In Turkish weddings, as soon as the prayers are over, the bridegroom makes off as fast as possible, followed by the guests, who pelt him with old shoes. These blows represent the adieux of the young man.—Thirty Years in the Haram, 330.

In Anglo-Saxon marriages, the father delivered the bride’s shoe to the bridegroom, and the bridegroom touched the bride on the head with it, to show his authority.—Chambers’ Journal, June, 1870.

Shoe the Gray Goose, to undertake a difficult and profitless business. John Skelton says the attempt of the laity to reform the clergy of his time is about as mad a scheme as if they attempted to shoe a wild goose.

What hath laymen to doe, The gray gose to shoe!
   —Skelton: Colyn Clout (1460–1529).

(“To shoe the goose” is sometimes used as the synonym of being tipsy.)

Shoe the Mockish Mare, shoe the wild mare, similar to “belling the cat;” to do a work of danger and difficulty for general and personal benefit.

Let us see who dare Shoe the mockish mare.
   —Skelton: Colyn Clout (1460–1529).

There is a boy’s game called “Shoeing the Wild Mare,” in which the players say—

Shoe the wild mare;
But if she won’t be shod, she must go bare.

Herrick refers to it (Works, i. 176) when he says—

Of blind-man’s-buffe, and of the care
That young men have to shooe the mare.

“To shoe the colt” means to exact a fine called “footing” from a new associate or colt. The French say, Ferrer la mule.

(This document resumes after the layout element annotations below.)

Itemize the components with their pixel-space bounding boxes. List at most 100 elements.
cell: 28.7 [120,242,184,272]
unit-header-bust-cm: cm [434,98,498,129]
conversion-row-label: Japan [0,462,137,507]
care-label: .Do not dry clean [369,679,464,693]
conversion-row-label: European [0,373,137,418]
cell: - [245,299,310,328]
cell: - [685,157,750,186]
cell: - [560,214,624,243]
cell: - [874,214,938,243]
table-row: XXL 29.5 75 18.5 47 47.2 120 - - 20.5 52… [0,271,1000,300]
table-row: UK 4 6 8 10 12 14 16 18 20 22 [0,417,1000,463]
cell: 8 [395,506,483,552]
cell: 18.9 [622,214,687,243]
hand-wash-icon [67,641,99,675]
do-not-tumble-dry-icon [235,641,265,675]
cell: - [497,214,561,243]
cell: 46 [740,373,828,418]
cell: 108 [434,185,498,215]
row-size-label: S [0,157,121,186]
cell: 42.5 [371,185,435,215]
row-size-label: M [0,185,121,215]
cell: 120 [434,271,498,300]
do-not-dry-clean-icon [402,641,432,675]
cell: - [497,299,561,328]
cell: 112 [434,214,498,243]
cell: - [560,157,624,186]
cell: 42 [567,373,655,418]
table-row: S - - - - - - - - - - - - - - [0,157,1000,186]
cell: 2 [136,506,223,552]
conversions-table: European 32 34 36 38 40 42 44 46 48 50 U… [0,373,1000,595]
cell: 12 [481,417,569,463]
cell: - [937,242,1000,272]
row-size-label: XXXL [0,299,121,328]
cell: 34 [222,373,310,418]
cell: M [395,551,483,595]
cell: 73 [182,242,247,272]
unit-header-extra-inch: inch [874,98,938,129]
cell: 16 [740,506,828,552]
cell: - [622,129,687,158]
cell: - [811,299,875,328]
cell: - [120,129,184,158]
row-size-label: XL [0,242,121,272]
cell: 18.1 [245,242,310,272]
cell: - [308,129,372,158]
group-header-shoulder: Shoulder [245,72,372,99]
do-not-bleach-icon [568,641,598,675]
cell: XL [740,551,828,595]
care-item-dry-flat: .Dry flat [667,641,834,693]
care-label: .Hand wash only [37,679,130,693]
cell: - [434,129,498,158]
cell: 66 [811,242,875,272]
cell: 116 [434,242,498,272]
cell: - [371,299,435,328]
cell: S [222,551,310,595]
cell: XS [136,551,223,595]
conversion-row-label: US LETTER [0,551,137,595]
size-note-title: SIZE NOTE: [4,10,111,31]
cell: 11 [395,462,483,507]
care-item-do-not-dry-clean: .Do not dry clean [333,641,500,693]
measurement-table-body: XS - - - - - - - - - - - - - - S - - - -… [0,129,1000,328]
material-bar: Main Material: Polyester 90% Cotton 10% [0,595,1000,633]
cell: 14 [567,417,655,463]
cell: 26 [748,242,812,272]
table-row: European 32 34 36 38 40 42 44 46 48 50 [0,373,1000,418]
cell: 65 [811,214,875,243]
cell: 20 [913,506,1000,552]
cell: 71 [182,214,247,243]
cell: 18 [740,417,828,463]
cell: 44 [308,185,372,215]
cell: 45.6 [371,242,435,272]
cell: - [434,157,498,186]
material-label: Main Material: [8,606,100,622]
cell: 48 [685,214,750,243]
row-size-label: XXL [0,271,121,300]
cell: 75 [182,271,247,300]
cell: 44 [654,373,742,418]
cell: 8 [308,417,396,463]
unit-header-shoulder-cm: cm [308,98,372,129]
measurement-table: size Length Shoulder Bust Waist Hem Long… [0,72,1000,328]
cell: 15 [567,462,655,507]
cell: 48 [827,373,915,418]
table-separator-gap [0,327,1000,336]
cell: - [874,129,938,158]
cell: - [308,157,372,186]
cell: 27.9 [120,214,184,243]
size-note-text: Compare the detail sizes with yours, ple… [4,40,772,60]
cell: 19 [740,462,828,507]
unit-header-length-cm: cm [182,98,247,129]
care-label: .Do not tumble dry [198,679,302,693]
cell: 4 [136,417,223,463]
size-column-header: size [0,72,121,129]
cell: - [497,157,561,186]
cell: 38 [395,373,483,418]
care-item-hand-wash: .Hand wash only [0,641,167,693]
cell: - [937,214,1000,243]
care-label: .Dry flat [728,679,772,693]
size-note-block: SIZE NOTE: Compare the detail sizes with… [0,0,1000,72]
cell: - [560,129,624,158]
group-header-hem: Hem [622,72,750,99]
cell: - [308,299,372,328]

Shoes (He has changed his), “mutavit calceos,” that is, he has become a senator, or has been made a peer. The Roman senators wore black shoes, or rather black buskins, reaching to the middle of the leg, with the letter C in silver on the instep.

(For several other customs and superstitions connected with shoes, see Dictionary of Phrase and Fable, pp. 1134-5.)

Demonides’ Shoes. Demonides was a cripple, and when some one stole his shoes, he remarked, “Well, I hope they will fit him.”—Plutarch: Morals.

Lord Chatham, hearing that some one had stolen his gouty shoes, exclaimed, “I wish they may fit him.”